I’ve lost 45 with diet and exercise … well just exercise really. That it can be done is not the point. It is not being done in many cases and in many cases it will never be done. In such cases calamitous effects await many. So who am I to look down on the particular solution made by a patient and their doctor? It’s 0.0% of my business.
I’ll just filet myself open for a second. I’ve struggled my whole life with persistent melancholy. It’s why I’m the crying clown personality. @Cynodon has been very brave in sharing his struggles and I don’t want to suggest that my depression is anything like that. But what I will say is nothing that I personally ever achieve feels worth a damn. But you know what does? Victories of others, especially those that I know and care about. So if someone finds a new lease on life I’m going to be cheering for them whether there was a pharmacological intervention or not.
I don’t think so. But i’m not going to pretend to know everything. My goal is to develop a support system so people making their adult informed choices can maximize results and minimize side effects
GLP medications absolutely have risks, and I think people should take those seriously. But some of the criticism I’m seeing also feels overly ideological or disconnected from how these drugs actually work.
The “increased insulin secretion” point gets simplified a lot. GLP-1s don’t just dump insulin into the body nonstop - they primarily enhance insulin response in a glucose-dependent way, reduce glucagon, slow gastric emptying, and dramatically affect appetite signaling and compulsive food behavior. That nuance matters.
And while people say or imply this is an “unnatural” way to lose weight, obesity, diabetes, alcoholism, binge eating, and metabolic syndrome are also very real and destructive problems. If a medication helps reduce those compulsions, I don’t think “natural vs unnatural” is the most useful framework.
That said, I do think the current culture around GLPs is incomplete. A lot of people are:
• eating dramatically less
• under-consuming protein
• under-hydrating
• neglecting electrolytes
• losing muscle alongside fat
• not changing behavior patterns long term
That’s where I think the conversation should evolve. Not -
“Should people use them?”
but:
“How do those that choose to do so, use them responsibly and intelligently?”
The upshot in my view, GLPs are probably neither the apocalypse nor a miracle. They’re powerful tools that need to be used thoughtfully.
GLP medications absolutely have risks, and I think people should take those seriously. But some of the criticism I’m seeing also feels overly ideological or disconnected from how these drugs actually work.
Oh for sure. There is a whole mess of stuff to unpack about how we view size and health from a societal standpoint and how, why, when and who we judge for being a certain size and body composition. Some of the history there is really dark and really scary.
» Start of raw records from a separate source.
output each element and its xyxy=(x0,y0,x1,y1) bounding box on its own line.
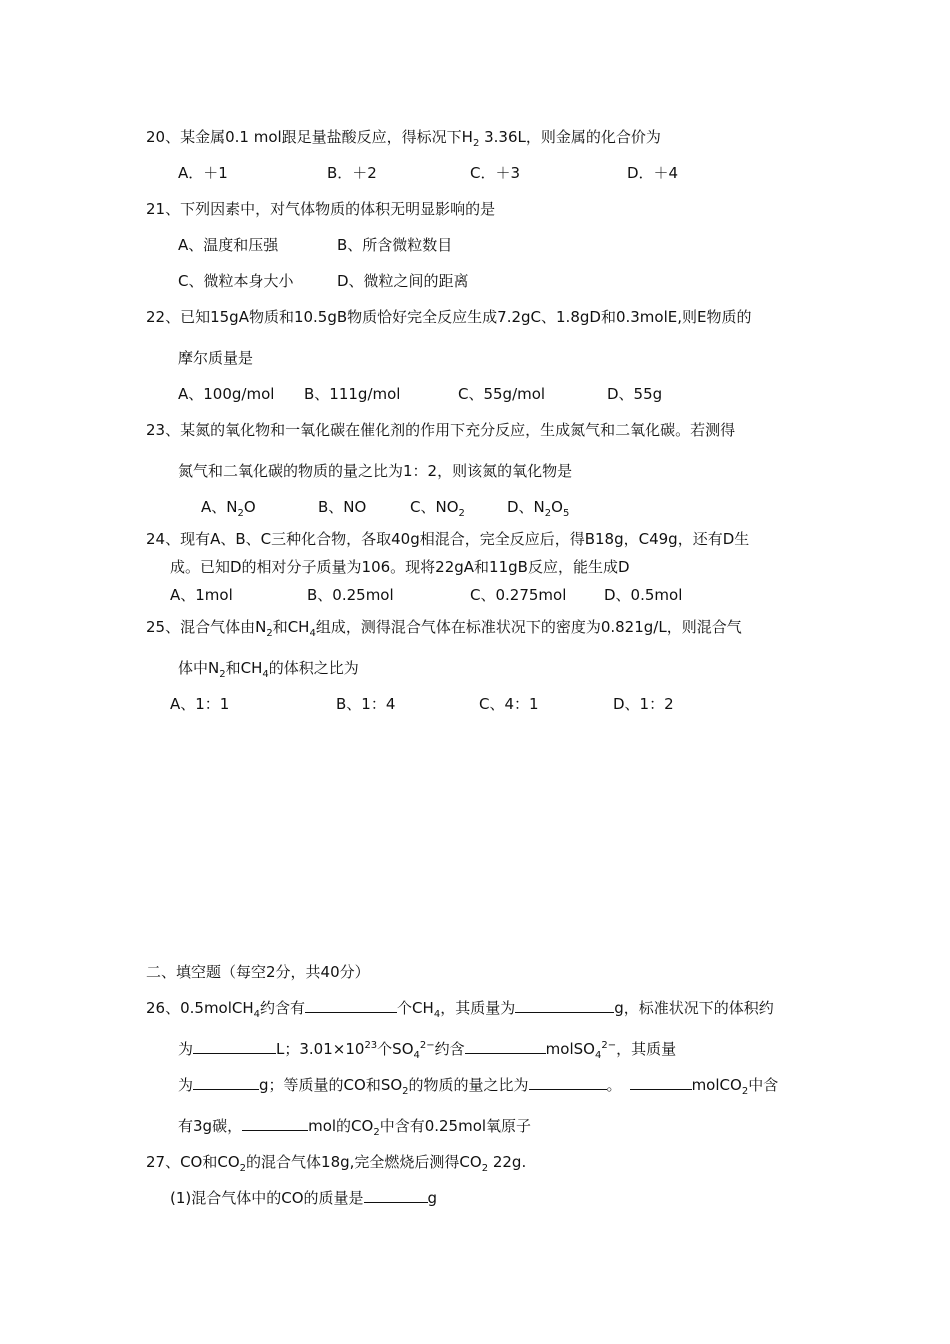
q23-option-a: A、$N_2O$ xyxy=(201,498,256,519)
q21-option-b: B、所含微粒数目 xyxy=(337,236,453,254)
question-22-stem-line2: 摩尔质量是 xyxy=(178,349,254,367)
question-23-stem-line2: 氮气和二氧化碳的物质的量之比为1：2，则该氮的氧化物是 xyxy=(178,462,573,480)
q25-option-b: B、1：4 xyxy=(336,695,396,713)
question-25-stem-line2: 体中$N_2$和$CH_4$的体积之比为 xyxy=(178,659,359,680)
fill-blank[interactable] xyxy=(193,1075,259,1090)
q22-option-a: A、100g/mol xyxy=(178,385,275,403)
q24-option-a: A、1mol xyxy=(170,586,233,604)
question-27-stem: 27、CO和$CO_2$的混合气体18g,完全燃烧后测得$CO_2$ 22g. xyxy=(146,1153,527,1174)
fill-blank[interactable] xyxy=(515,998,614,1013)
question-26-line4: 有3g碳， mol的$CO_2$中含有0.25mol氧原子 xyxy=(178,1117,532,1138)
q24-option-b: B、0.25mol xyxy=(307,586,394,604)
q24-option-c: C、0.275mol xyxy=(470,586,567,604)
question-23-stem-line1: 23、某氮的氧化物和一氧化碳在催化剂的作用下充分反应，生成氮气和二氧化碳。若测得 xyxy=(146,421,736,439)
fill-blank[interactable] xyxy=(630,1075,692,1090)
fill-blank[interactable] xyxy=(529,1075,607,1090)
question-26-line1: 26、0.5molCH$_4$约含有 个$CH_4$，其质量为 g，标准状况下的体积约 xyxy=(146,999,774,1020)
question-22-stem-line1: 22、已知15gA物质和10.5gB物质恰好完全反应生成7.2gC、1.8gD和0.3molE,则E物质的 xyxy=(146,308,752,326)
question-26-line2: 为 L；$3.01\times 10^{23}$个$SO_4^{2-}$约含 molSO$_4^{2-}$，其质量 xyxy=(178,1040,677,1061)
section-2-title: 二、填空题（每空2分，共40分） xyxy=(146,963,370,981)
question-25-stem-line1: 25、混合气体由$N_2$和$CH_4$组成，测得混合气体在标准状况下的密度为0.821g/L，则混合气 xyxy=(146,618,742,639)
q20-option-c: C．＋3 xyxy=(470,164,521,182)
fill-blank[interactable] xyxy=(193,1039,276,1054)
q25-option-c: C、4：1 xyxy=(479,695,539,713)
q22-option-d: D、55g xyxy=(607,385,663,403)
fill-blank[interactable] xyxy=(305,998,397,1013)
question-27-part-1: (1)混合气体中的CO的质量是 g xyxy=(170,1189,438,1207)
q23-option-b: B、NO xyxy=(318,498,367,516)
q25-option-a: A、1：1 xyxy=(170,695,230,713)
q22-option-c: C、55g/mol xyxy=(458,385,546,403)
q21-option-d: D、微粒之间的距离 xyxy=(337,272,469,290)
q23-option-d: D、$N_2O_5$ xyxy=(507,498,570,519)
fill-blank[interactable] xyxy=(242,1116,308,1131)
q21-option-c: C、微粒本身大小 xyxy=(178,272,294,290)
q23-option-c: C、$NO_2$ xyxy=(410,498,465,519)
q20-option-a: A．＋1 xyxy=(178,164,228,182)
question-24-stem-line1: 24、现有A、B、C三种化合物，各取40g相混合，完全反应后，得B18g，C49g，还有D生 xyxy=(146,530,750,548)
question-20-stem: 20、某金属0.1 mol跟足量盐酸反应，得标况下$H_2$ 3.36L，则金属的化合价为 xyxy=(146,128,661,149)
q22-option-b: B、111g/mol xyxy=(304,385,401,403)
q20-option-b: B．＋2 xyxy=(327,164,377,182)
question-21-stem: 21、下列因素中，对气体物质的体积无明显影响的是 xyxy=(146,200,496,218)
fill-blank[interactable] xyxy=(465,1039,546,1054)
fill-blank[interactable] xyxy=(364,1188,428,1203)
q25-option-d: D、1：2 xyxy=(613,695,674,713)
question-24-stem-line2: 成。已知D的相对分子质量为106。现将22gA和11gB反应，能生成D xyxy=(170,558,630,576)
q20-option-d: D．＋4 xyxy=(627,164,679,182)
q24-option-d: D、0.5mol xyxy=(604,586,683,604)
q21-option-a: A、温度和压强 xyxy=(178,236,279,254)
question-26-line3: 为 g；等质量的CO和$SO_2$的物质的量之比为 。 molCO$_2$中含 xyxy=(178,1076,779,1097)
And while people say or imply this is an “unnatural” way to lose weight, obesity, diabetes, alcoholism, binge eating, and metabolic syndrome are also very real and destructive problems. If a medication helps reduce those compulsions, I don’t think “natural vs unnatural” is the most useful framework.
The impact these drugs could have on addiction is really interesting to me. I quit drinking two years ago and am very happy I did. I think that I gained a lot of valuable insight by doing it without any chemical assistance, but realize that for lots of people that simply wouldn’t be an option OR they’d end up killing themselves (or other people) due drug addiction or high risk relapse (I lost a family member that way) before they gained the insights that kept them clean.
If someone can get sober with these drugs, where it would have been “impossible”, or at least highly unlikely, without them, I think the pearl clutching about the “right” way to kick a habit can go out the window.
If someone is in active addiction and some of these tools can help that person to stop using so they can look at their life with out a drug fog, I’d be hard pressed to say that’s a bad thing or shouldn’t be incorporated into a harm reduction path to sobriety.